Python Script
1) to convert .txt files to .csv files
2) Remove header lines starting with %
3) Remove unneccesary columns
4) Save all files in .csv format


In [None]:
import os
import pandas as pd

# Function to remove specified columns from a DataFrame
def remove_columns(data, columns_to_remove):
    data_modified = data.drop(columns=columns_to_remove, errors='ignore')
    return data_modified

# Function to remove header lines from a file
def remove_header(file_path):
    with open(file_path, 'r') as file:
        lines = file.readlines()
    lines = [line for line in lines if not line.startswith('%')]
    return lines

# Function to convert text files to CSV
def convert_to_csv(input_directory, output_directory):
    # Ensure the output directory exists
    if not os.path.exists(output_directory):
        os.makedirs(output_directory)

    # Loop through each text file in the input directory
    for filename in os.listdir(input_directory):
        if filename.endswith(".txt"):
            txt_file_path = os.path.join(input_directory, filename)
            csv_file_path = os.path.join(output_directory, filename[:-4] + ".csv")
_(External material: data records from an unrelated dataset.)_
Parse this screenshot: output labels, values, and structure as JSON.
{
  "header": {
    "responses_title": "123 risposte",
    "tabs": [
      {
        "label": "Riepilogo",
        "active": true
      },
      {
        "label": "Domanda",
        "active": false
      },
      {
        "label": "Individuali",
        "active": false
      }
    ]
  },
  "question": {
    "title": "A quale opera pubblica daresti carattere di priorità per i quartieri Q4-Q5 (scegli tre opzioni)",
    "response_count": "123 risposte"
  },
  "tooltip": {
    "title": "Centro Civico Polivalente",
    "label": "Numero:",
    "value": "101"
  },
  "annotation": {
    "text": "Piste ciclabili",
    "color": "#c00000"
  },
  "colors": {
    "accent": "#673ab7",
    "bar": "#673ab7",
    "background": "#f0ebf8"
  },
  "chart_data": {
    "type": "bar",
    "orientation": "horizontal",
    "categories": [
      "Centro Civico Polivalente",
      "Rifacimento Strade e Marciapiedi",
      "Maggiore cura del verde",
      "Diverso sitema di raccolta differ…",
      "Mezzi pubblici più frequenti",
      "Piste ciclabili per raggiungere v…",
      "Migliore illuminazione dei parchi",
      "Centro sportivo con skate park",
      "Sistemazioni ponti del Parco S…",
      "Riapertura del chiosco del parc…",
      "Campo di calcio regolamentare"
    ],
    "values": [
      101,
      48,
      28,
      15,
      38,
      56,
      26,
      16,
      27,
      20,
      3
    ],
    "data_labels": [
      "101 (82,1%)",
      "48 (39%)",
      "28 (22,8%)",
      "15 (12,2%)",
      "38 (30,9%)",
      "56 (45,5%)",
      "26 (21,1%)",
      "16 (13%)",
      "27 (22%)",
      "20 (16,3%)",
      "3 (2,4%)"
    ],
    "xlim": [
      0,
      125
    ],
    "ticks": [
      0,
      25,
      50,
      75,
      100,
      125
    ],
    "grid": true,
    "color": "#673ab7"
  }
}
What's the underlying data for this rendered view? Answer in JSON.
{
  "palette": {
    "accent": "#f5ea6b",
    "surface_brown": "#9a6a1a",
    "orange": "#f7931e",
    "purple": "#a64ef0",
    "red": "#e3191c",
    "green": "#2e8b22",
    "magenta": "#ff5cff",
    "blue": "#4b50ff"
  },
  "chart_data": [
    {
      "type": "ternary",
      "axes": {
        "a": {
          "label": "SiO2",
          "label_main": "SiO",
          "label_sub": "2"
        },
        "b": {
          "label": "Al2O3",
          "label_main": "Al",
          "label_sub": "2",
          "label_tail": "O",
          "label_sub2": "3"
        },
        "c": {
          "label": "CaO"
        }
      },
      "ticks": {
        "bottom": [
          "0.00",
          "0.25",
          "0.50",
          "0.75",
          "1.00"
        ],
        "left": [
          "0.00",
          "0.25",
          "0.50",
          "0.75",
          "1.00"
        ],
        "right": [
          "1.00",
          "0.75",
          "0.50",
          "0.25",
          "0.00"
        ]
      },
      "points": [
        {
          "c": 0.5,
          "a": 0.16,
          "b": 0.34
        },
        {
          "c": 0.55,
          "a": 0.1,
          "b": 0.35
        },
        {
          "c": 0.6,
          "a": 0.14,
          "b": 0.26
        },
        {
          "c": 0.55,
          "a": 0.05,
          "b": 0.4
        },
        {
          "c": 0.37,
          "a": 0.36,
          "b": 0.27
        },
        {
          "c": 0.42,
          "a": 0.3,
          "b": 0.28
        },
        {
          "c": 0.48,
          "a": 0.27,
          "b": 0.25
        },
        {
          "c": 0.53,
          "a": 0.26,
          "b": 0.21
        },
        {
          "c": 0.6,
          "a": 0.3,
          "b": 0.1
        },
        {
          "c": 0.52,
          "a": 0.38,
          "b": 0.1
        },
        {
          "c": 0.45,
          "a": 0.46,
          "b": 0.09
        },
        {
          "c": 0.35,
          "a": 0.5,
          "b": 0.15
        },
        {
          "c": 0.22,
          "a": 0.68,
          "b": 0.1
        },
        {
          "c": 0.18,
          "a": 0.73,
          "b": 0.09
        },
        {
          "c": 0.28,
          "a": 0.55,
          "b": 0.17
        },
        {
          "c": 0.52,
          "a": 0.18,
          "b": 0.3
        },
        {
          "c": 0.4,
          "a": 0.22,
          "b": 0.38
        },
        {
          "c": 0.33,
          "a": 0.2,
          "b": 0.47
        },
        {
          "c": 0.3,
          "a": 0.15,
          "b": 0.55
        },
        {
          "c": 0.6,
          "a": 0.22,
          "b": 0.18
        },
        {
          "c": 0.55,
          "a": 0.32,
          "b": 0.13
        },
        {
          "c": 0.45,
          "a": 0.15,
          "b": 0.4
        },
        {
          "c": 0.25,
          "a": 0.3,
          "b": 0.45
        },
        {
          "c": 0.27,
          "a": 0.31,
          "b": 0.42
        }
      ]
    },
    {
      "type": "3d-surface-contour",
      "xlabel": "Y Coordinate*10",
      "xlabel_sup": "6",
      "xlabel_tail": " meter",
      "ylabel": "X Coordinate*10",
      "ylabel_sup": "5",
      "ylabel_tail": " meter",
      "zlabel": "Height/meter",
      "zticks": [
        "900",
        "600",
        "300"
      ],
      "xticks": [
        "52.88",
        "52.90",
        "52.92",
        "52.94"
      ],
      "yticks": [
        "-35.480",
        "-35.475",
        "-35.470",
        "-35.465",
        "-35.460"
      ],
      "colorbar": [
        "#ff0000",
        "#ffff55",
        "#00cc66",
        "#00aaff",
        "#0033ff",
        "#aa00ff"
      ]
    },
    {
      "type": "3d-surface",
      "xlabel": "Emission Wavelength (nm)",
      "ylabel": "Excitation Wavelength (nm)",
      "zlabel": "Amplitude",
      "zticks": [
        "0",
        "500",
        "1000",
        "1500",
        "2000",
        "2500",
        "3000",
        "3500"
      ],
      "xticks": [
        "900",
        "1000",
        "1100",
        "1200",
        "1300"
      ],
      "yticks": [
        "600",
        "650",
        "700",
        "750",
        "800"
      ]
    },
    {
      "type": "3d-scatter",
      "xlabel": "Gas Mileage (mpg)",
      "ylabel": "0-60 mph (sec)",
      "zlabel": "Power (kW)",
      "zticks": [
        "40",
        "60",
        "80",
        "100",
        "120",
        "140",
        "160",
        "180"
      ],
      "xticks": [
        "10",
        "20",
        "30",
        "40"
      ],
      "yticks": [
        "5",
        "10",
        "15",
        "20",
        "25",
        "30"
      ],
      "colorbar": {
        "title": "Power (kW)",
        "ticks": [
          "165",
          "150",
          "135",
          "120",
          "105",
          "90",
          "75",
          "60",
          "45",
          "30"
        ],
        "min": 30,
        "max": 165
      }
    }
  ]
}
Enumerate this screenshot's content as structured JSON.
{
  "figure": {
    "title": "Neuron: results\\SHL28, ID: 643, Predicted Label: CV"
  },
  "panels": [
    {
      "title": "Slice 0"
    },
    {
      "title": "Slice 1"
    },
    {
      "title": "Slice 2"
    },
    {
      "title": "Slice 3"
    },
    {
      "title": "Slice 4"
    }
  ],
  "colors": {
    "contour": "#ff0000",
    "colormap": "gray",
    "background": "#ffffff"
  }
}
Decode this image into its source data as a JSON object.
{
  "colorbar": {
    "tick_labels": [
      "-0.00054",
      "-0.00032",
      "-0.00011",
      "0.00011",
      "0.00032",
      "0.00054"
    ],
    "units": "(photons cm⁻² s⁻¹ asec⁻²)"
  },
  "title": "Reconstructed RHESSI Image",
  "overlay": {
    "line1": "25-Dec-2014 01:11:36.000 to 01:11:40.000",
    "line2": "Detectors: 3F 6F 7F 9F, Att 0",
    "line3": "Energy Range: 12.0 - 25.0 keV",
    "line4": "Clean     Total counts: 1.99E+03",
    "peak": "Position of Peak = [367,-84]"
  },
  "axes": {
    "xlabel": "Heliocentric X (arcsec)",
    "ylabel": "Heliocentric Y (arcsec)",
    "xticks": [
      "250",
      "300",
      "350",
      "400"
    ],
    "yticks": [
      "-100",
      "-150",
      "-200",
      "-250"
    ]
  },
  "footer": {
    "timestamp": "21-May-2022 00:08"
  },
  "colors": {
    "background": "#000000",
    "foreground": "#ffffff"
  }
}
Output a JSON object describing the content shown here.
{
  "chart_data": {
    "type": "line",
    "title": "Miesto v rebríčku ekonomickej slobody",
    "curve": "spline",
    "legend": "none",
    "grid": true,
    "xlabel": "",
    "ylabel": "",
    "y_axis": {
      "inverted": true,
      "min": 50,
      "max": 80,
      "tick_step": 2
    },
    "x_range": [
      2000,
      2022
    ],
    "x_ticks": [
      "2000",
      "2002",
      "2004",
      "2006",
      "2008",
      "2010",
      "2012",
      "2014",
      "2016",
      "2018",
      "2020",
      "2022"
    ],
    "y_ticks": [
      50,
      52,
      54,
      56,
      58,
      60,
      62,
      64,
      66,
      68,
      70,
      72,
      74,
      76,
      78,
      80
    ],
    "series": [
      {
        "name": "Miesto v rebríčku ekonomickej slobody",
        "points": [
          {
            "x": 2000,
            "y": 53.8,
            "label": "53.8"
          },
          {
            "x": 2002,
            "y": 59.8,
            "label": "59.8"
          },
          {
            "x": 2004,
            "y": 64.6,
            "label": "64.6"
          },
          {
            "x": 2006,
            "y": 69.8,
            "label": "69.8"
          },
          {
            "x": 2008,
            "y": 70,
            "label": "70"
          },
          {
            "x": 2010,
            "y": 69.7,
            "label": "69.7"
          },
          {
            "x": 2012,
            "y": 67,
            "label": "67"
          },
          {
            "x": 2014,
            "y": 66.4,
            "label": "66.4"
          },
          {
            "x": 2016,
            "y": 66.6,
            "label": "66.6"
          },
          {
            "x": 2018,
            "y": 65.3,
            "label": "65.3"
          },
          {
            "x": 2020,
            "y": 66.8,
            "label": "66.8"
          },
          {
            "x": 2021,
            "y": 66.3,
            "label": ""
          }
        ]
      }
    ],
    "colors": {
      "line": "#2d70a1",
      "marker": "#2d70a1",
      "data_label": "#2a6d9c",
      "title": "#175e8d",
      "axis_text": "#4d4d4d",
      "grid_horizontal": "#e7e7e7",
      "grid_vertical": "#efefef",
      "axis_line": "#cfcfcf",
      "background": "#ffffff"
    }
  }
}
            # Remove header lines
            lines = remove_header(txt_file_path)

            # Save as CSV
            with open(csv_file_path, 'w', newline='') as csv_file:
                csv_file.write(''.join(lines))

            print(f"Converted '{filename}' to CSV.")

# Specify the directories
input_txt_directory = 'Marathi Trial-1 (76-100 words)'
converted_csv_directory = 'converted_csv_files' #csv files will be created here automatically
# After csv files are created, then only files will be saved in output_csv_directory
output_csv_directory = 'Marathi Trial-1 (76-100 words) CSV Files'  #create this directory first and then write it here

# Columns to remove from each DataFrame
columns_to_remove = [' Accel Channel 0', ' Accel Channel 1',
                     ' Accel Channel 2', ' Other', ' Other.1', ' Other.2',
                     ' Other.3', ' Other.4', ' Other.5', ' Other.6',
                     ' Analog Channel 0', ' Analog Channel 1', ' Analog Channel 2',
                     ' Timestamp', ' Other.7', ' Timestamp (Formatted)']

try:
    # Convert text files to CSV
    convert_to_csv(input_txt_directory, converted_csv_directory)

    # Loop through each CSV file in the converted directory
    for filename in os.listdir(converted_csv_directory):
        if filename.endswith(".csv"):
            csv_file_path = os.path.join(converted_csv_directory, filename)

            # Read CSV file into a pandas DataFrame skipping header lines
            data = pd.read_csv(csv_file_path)

            # Remove specified columns
            data_modified = remove_columns(data, columns_to_remove)

            # Save the modified DataFrame to a new CSV file
            output_csv_path = os.path.join(output_csv_directory, f"modified_{filename}")
            data_modified.to_csv(output_csv_path, index=False)

            print(f"Modified data saved to '{output_csv_path}'.")

except FileNotFoundError:
    print(f"Error: Input directory '{input_txt_directory}' not found.")
except pd.errors.EmptyDataError:
    print(f"Error: No CSV files found in '{converted_csv_directory}'.")
except Exception as e:
    print(f"An error occurred: {e}")